Bill McKibben, one of America’s best-known advocates for action on climate change, will give a lecture on “Our Changing Climate: A Global Movement of Reform” at UNC Asheville’s Kimmel Arena at 7 p.m. April 2. 

The talk is free and open to everyone – no tickets needed – with support from The David and Lin Brown Visionary Lecture Series and The Ecology Wildlife Foundation Fund.

McKibben is widely credited with having written the first book on global warming for a general audience. Published in 1989, “The End of Nature” was written with the hope and expectation that simply and clearly stating the problem, then called the “greenhouse effect,” would lead to corrective action. 
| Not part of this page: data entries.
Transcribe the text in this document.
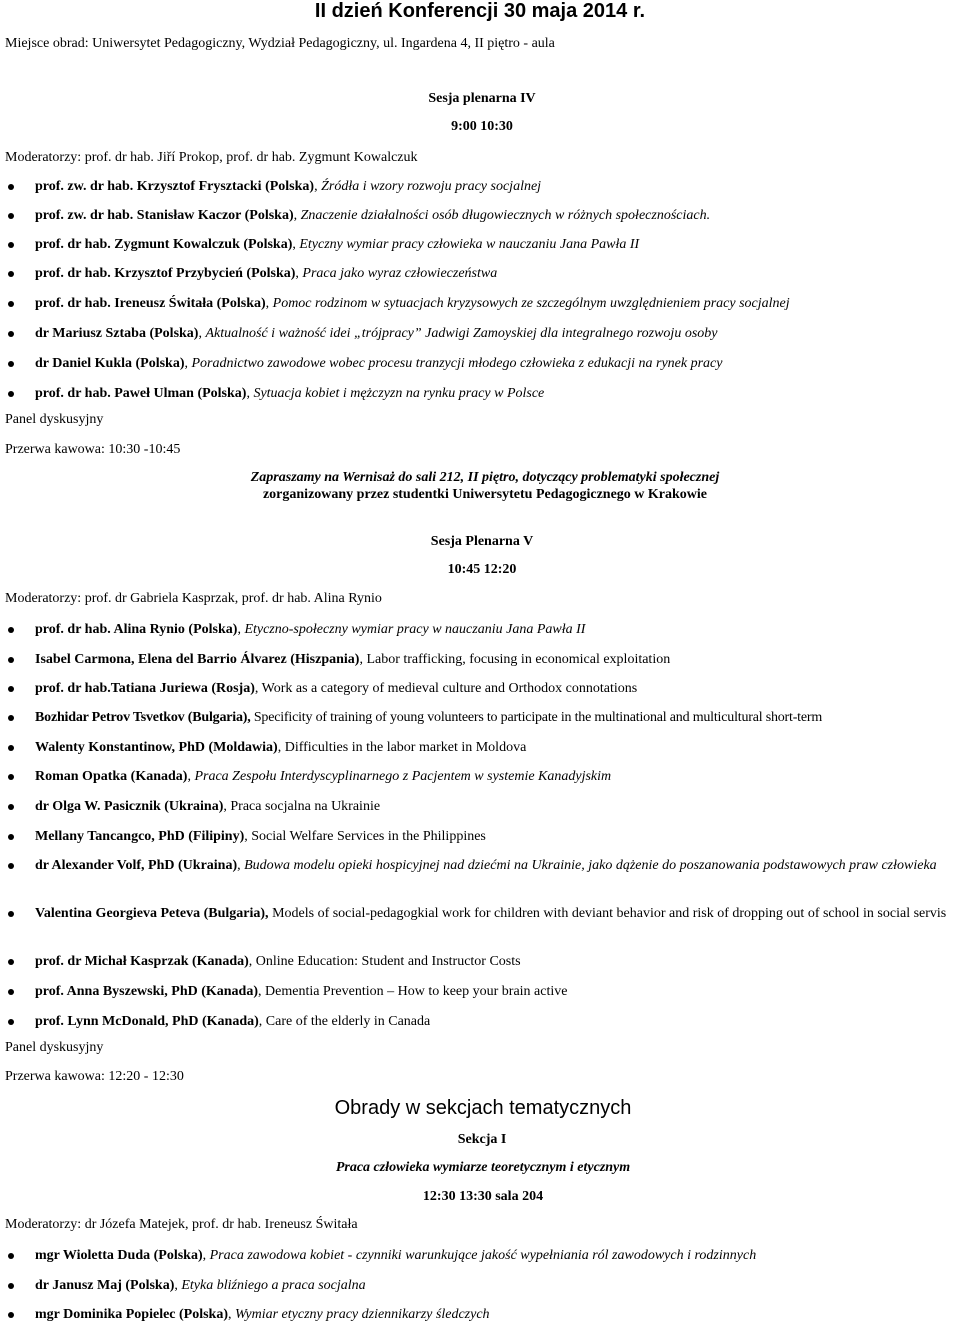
II dzień Konferencji 30 maja 2014 r.
Miejsce obrad: Uniwersytet Pedagogiczny, Wydział Pedagogiczny, ul. Ingardena 4, II piętro - aula
Sesja plenarna IV
9:00 10:30
Moderatorzy: prof. dr hab. Jiří Prokop, prof. dr hab. Zygmunt Kowalczuk
prof. zw. dr hab. Krzysztof Frysztacki (Polska), Źródła i wzory rozwoju pracy socjalnej
prof. zw. dr hab. Stanisław Kaczor (Polska), Znaczenie działalności osób długowiecznych w różnych społecznościach.
prof. dr hab. Zygmunt Kowalczuk (Polska), Etyczny wymiar pracy człowieka w nauczaniu Jana Pawła II
prof. dr hab. Krzysztof Przybycień (Polska), Praca jako wyraz człowieczeństwa
prof. dr hab. Ireneusz Świtała (Polska), Pomoc rodzinom w sytuacjach kryzysowych ze szczególnym uwzględnieniem pracy socjalnej
dr Mariusz Sztaba (Polska), Aktualność i ważność idei „trójpracy” Jadwigi Zamoyskiej dla integralnego rozwoju osoby
dr Daniel Kukla (Polska), Poradnictwo zawodowe wobec procesu tranzycji młodego człowieka z edukacji na rynek pracy
prof. dr hab. Paweł Ulman (Polska), Sytuacja kobiet i mężczyzn na rynku pracy w Polsce
Panel dyskusyjny
Przerwa kawowa: 10:30 -10:45
Zapraszamy na Wernisaż do sali 212, II piętro, dotyczący problematyki społecznej
zorganizowany przez studentki Uniwersytetu Pedagogicznego w Krakowie
Sesja Plenarna V
10:45 12:20
Moderatorzy: prof. dr Gabriela Kasprzak, prof. dr hab. Alina Rynio
prof. dr hab. Alina Rynio (Polska), Etyczno-społeczny wymiar pracy w nauczaniu Jana Pawła II
Isabel Carmona, Elena del Barrio Álvarez (Hiszpania), Labor trafficking, focusing in economical exploitation
prof. dr hab.Tatiana Juriewa (Rosja), Work as a category of medieval culture and Orthodox connotations
Bozhidar Petrov Tsvetkov (Bulgaria), Specificity of training of young volunteers to participate in the multinational and multicultural short-term
Walenty Konstantinow, PhD (Moldawia), Difficulties in the labor market in Moldova
Roman Opatka (Kanada), Praca Zespołu Interdyscyplinarnego z Pacjentem w systemie Kanadyjskim
dr Olga W. Pasicznik (Ukraina), Praca socjalna na Ukrainie
Mellany Tancangco, PhD (Filipiny), Social Welfare Services in the Philippines
dr Alexander Volf, PhD (Ukraina), Budowa modelu opieki hospicyjnej nad dziećmi na Ukrainie, jako dążenie do poszanowania podstawowych praw człowieka
Valentina Georgieva Peteva (Bulgaria), Models of social-pedagogkial work for children with deviant behavior and risk of dropping out of school in social servis
prof. dr Michał Kasprzak (Kanada), Online Education: Student and Instructor Costs
prof. Anna Byszewski, PhD (Kanada), Dementia Prevention – How to keep your brain active
prof. Lynn McDonald, PhD (Kanada), Care of the elderly in Canada
Panel dyskusyjny
Przerwa kawowa: 12:20 - 12:30
Obrady w sekcjach tematycznych
Sekcja I
Praca człowieka wymiarze teoretycznym i etycznym
12:30 13:30 sala 204
Moderatorzy: dr Józefa Matejek, prof. dr hab. Ireneusz Świtała
mgr Wioletta Duda (Polska), Praca zawodowa kobiet - czynniki warunkujące jakość wypełniania ról zawodowych i rodzinnych
dr Janusz Maj (Polska), Etyka bliźniego a praca socjalna
mgr Dominika Popielec (Polska), Wymiar etyczny pracy dziennikarzy śledczych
And in the succeeding three decades, McKibben has continued to write, speak out and organize mass actions around the world. He is a founder of 350.org, an international movement “working to end the age of fossil fuels and build a world of community-led renewable energy.”
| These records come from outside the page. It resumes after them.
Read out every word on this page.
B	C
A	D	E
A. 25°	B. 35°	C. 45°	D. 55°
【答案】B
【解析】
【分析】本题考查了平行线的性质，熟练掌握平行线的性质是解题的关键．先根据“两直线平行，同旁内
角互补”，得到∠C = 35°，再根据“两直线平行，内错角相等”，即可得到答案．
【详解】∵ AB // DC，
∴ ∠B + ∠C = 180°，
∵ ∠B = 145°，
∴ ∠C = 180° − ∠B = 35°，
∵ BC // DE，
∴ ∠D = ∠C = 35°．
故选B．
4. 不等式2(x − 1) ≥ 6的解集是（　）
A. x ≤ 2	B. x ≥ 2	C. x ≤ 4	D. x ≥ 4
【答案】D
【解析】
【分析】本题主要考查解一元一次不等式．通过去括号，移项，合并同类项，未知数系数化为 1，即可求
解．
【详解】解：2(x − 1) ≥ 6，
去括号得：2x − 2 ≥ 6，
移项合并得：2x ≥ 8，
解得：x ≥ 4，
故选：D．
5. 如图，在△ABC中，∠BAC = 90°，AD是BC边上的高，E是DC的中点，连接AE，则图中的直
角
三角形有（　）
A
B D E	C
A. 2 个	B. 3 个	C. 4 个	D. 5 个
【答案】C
Last year, McKibben published a new book, “Falter: Has the Human Game Begun to Play Itself Out?”

Regarding the book, McKibben said in an interview with the Sierra Club’s national magazine, “In a way, ‘Falter’ is a summing up after three decades of where we are … we haven’t done very much in those 30 years... As a result, what was an abstract and theoretical threat is now daily reality for people all over the world. … I now have amazing colleagues around the planet [at 350.org] – most of them in places that did nothing to cause this problem, but all of them nonetheless engaged in the fight. I find that endlessly inspiring.”
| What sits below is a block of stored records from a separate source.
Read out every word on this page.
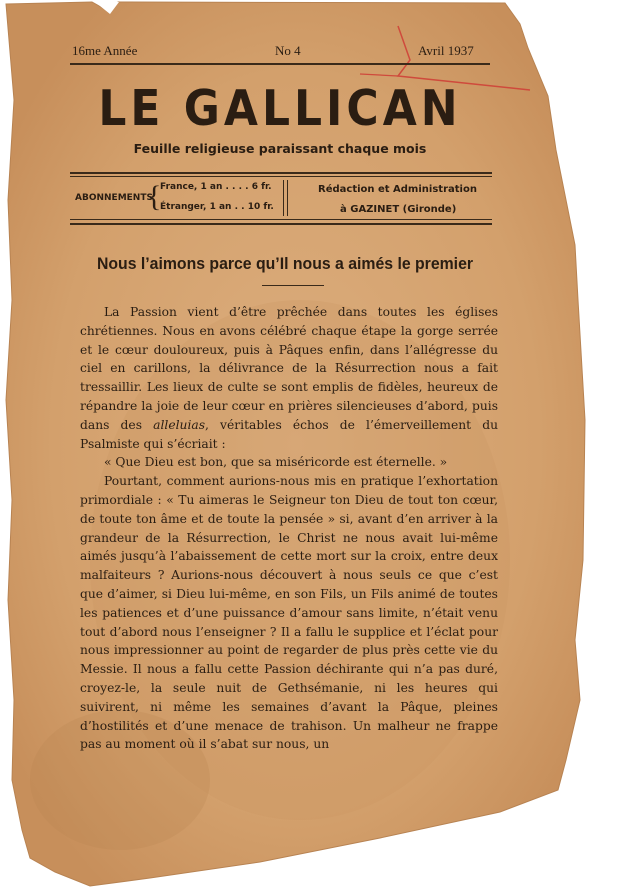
16me Année	No 4	Avril 1937
LE GALLICAN
Feuille religieuse paraissant chaque mois
ABONNEMENTS
{
France, 1 an . . . . 6 fr.
Étranger, 1 an . . 10 fr.
Rédaction et Administration
à GAZINET (Gironde)
Nous l’aimons parce qu’Il nous a aimés le premier

La Passion vient d’être prêchée dans toutes les églises chrétiennes. Nous en avons célébré chaque étape la gorge serrée et le cœur douloureux, puis à Pâques enfin, dans l’allégresse du ciel en carillons, la délivrance de la Résurrection nous a fait tressaillir. Les lieux de culte se sont emplis de fidèles, heureux de répandre la joie de leur cœur en prières silencieuses d’abord, puis dans des alleluias, véritables échos de l’émerveillement du Psalmiste qui s’écriait :

« Que Dieu est bon, que sa miséricorde est éternelle. »

Pourtant, comment aurions-nous mis en pratique l’exhortation primordiale : « Tu aimeras le Seigneur ton Dieu de tout ton cœur, de toute ton âme et de toute la pensée » si, avant d’en arriver à la grandeur de la Résurrection, le Christ ne nous avait lui-même aimés jusqu’à l’abaissement de cette mort sur la croix, entre deux malfaiteurs ? Aurions-nous découvert à nous seuls ce que c’est que d’aimer, si Dieu lui-même, en son Fils, un Fils animé de toutes les patiences et d’une puissance d’amour sans limite, n’était venu tout d’abord nous l’enseigner ? Il a fallu le supplice et l’éclat pour nous impressionner au point de regarder de plus près cette vie du Messie. Il nous a fallu cette Passion déchirante qui n’a pas duré, croyez-le, la seule nuit de Gethsémanie, ni les heures qui suivirent, ni même les semaines d’avant la Pâque, pleines d’hostilités et d’une menace de trahison. Un malheur ne frappe pas au moment où il s’abat sur nous, un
McKibben, the Schumann Distinguished Scholar in environmental studies at Middlebury College and a fellow of the American Academy of Arts and Sciences, has earned many prestigious awards. He won the Right Livelihood Award in 2014, and was the 2013 winner of the Gandhi Peace Prize Award and the Thomas Merton Prize; he holds honorary degrees from 18 colleges and universities. Foreign Policy named him to its inaugural list of the world’s 100 most important global thinkers, and The Boston Globe said he was “probably America’s most important environmentalist.”